Suggestions for improving dev-set performance.

Question

Suggestions for improving dev-set performance.

Feynman27 opened this issue 8 years ago · comments

(I apologize if this question is better suited for StackOverflow, but I figure posting it here will reach the right audience in a shorter amount of time.)

I'm training this CTC-cost model on the Librispeech "train-other-500" dataset, which contains 500 hours of speech audio+transcripts. I'm using the "dev-other" data set for development, which is apparently a more challenging audio set to model.

I trained the model over 20 epochs and have provided the distribution of the costs below.
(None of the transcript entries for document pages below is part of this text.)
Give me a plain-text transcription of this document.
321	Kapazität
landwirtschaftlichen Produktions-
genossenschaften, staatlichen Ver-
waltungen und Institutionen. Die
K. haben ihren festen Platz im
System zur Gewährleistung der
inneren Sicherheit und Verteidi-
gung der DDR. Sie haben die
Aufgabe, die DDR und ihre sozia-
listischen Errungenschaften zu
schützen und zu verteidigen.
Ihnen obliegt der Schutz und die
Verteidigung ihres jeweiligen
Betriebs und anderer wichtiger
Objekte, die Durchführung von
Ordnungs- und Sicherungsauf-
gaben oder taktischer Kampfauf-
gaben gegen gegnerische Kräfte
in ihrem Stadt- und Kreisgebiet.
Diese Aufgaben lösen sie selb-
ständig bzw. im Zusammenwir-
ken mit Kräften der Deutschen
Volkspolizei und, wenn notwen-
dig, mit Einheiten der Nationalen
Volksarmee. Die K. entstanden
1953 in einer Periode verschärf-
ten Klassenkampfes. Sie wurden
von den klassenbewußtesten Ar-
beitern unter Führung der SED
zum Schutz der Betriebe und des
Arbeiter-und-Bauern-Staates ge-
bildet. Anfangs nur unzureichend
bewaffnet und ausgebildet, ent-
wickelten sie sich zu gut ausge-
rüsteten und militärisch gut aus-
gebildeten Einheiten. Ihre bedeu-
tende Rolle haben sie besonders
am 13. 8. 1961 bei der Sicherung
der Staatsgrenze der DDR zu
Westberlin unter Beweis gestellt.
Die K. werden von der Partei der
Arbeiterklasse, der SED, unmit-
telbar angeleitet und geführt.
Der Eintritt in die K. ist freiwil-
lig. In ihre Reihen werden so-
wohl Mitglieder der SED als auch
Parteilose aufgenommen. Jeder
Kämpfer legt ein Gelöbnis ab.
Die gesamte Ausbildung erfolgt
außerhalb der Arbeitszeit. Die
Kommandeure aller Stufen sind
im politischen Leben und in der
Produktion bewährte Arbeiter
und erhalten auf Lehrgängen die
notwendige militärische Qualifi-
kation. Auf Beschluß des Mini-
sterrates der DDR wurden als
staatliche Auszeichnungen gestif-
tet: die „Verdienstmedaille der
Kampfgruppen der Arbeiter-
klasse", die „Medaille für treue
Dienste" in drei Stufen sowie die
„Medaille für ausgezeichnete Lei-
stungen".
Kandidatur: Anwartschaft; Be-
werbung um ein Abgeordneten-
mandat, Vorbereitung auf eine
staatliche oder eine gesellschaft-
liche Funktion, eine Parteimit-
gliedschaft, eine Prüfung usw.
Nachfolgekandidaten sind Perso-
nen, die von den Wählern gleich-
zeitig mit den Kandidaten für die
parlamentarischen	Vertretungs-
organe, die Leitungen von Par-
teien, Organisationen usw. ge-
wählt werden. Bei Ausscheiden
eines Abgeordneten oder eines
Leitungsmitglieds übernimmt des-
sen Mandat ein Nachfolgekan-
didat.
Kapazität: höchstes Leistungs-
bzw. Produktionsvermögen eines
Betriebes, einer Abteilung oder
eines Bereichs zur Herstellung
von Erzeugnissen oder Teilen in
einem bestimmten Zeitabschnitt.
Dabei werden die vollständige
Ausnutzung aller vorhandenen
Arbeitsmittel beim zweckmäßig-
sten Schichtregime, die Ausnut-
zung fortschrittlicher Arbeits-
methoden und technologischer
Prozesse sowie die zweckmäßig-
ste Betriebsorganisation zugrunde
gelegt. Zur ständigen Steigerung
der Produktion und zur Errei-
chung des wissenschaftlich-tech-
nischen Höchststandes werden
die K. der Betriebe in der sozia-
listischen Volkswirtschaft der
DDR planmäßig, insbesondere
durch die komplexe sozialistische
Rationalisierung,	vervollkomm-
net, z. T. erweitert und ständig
The weights are updated according to Nesterov momentum.

Since the validation performance plateaus at around iter=25000, I decided to checkpoint the model here and continue running the model using an exponential learning-rate decay schedule. The learning rate is decreased after each epoch (starting from iter=25000). The CTC costs using this learning-rate decay schedule are shown below after a few epochs:

Unfortunately, this strategy doesn't appear to improve the model performance. Does anyone have any suggestions on how to improve the model other than what I've described above?

srvinay · Answer 1 · Thu Nov 03 2016 02:05:46 GMT+0800 (China Standard Time)

From the looks of it, your model seems to have high variance. You should try reducing the initial learning rate, add in regularization (dropout/augment with noise) or play with the model architecture if these ideas don't work.

Dylan Fox · Answer 2 · Wed Dec 07 2016 09:56:58 GMT+0800 (China Standard Time)

You can also try increasing the data you're training on. By default the max wav length is set to 10 seconds (https://github.com/baidu-research/ba-dls-deepspeech/blob/master/data_generator.py#L53-L54) which excludes a good portion of the data in the LibriSpeech corpora. Longer utterances most likely will require more memory usage though.